Bisa dimulai dengan kembali meramaikan tempat-tempat ibadah yang mulai terlihat sepi akan umat, menjadi relawan atau pun donatur di sebuah rumah singgah sehingga mereka yang membutuhkan mendapatkan penanganan dengan baik, atau, dengan hanya sekadar menebar senyum untuk kembali membangun lingkungan yang ramah dan bersahabat.
Apakah pantas seseorang yang telah melakukan banyak terhadap lingkungannya tidak mendapat predikat ‘sukses’ hanya karena ia tidak memiliki rumah berlantai dua? Sementara seseorang dengan rumah berlantai dua mendapat pujian sukses padahal ia korupsi?
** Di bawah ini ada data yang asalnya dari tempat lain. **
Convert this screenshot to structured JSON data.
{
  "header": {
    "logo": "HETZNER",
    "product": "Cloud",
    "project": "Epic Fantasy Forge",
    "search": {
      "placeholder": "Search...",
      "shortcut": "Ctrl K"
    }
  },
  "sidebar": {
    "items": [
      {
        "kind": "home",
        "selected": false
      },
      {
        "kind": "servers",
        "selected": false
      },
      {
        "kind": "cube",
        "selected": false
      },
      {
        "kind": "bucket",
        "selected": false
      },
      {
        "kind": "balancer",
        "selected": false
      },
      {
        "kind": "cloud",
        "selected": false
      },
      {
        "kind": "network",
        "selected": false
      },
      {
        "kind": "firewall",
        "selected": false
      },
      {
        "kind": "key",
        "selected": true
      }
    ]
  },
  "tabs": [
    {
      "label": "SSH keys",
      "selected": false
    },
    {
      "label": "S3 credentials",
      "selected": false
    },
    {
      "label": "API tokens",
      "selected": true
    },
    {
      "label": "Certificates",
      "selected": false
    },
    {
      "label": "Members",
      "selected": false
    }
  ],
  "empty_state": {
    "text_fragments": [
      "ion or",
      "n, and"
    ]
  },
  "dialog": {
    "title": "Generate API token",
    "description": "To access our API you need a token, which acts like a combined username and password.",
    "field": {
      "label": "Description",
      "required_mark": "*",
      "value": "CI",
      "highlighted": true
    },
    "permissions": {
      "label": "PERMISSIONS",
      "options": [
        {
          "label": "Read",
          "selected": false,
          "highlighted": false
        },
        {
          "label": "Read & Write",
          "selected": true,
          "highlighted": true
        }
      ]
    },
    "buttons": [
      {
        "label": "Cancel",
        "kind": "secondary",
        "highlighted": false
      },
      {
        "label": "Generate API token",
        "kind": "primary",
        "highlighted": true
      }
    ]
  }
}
Apakah pantas seseorang yang telah berhasil membantu masyarakat miskin tidak mendapat predikat ‘sukses’ hanya karena ia tidak memiliki banyak uang ditabungannya?Sementara seseorang yang berkehidupan hedon dikatakan sukses hanya karena angka ditabungannya begitu panjang bagaikan kereta?
Karena sukses tidak hanya memulu tentang diri sendiri. Tentang materi. Tentang dunia. Sukses adalah dimana manusia dapat saling bermanfaat bagi satu sama lain di lingkungannya. Adalah dimana manusia dapat melakukan tindakan yang berdampak pada kualitas hidup yang lebih baik, dengan kebaikan hakiki.
Oleh sebab manusia hidup bukan hanya untuk bergengsi. Namun, untuk dapat bermanfaat bagi sesama. Berhasil membantu, membahagiakan, mendamaikan kehidupan serta dekat dengan Tuhan adalah tolak ukur dari kesuksesan yang sebenarnya.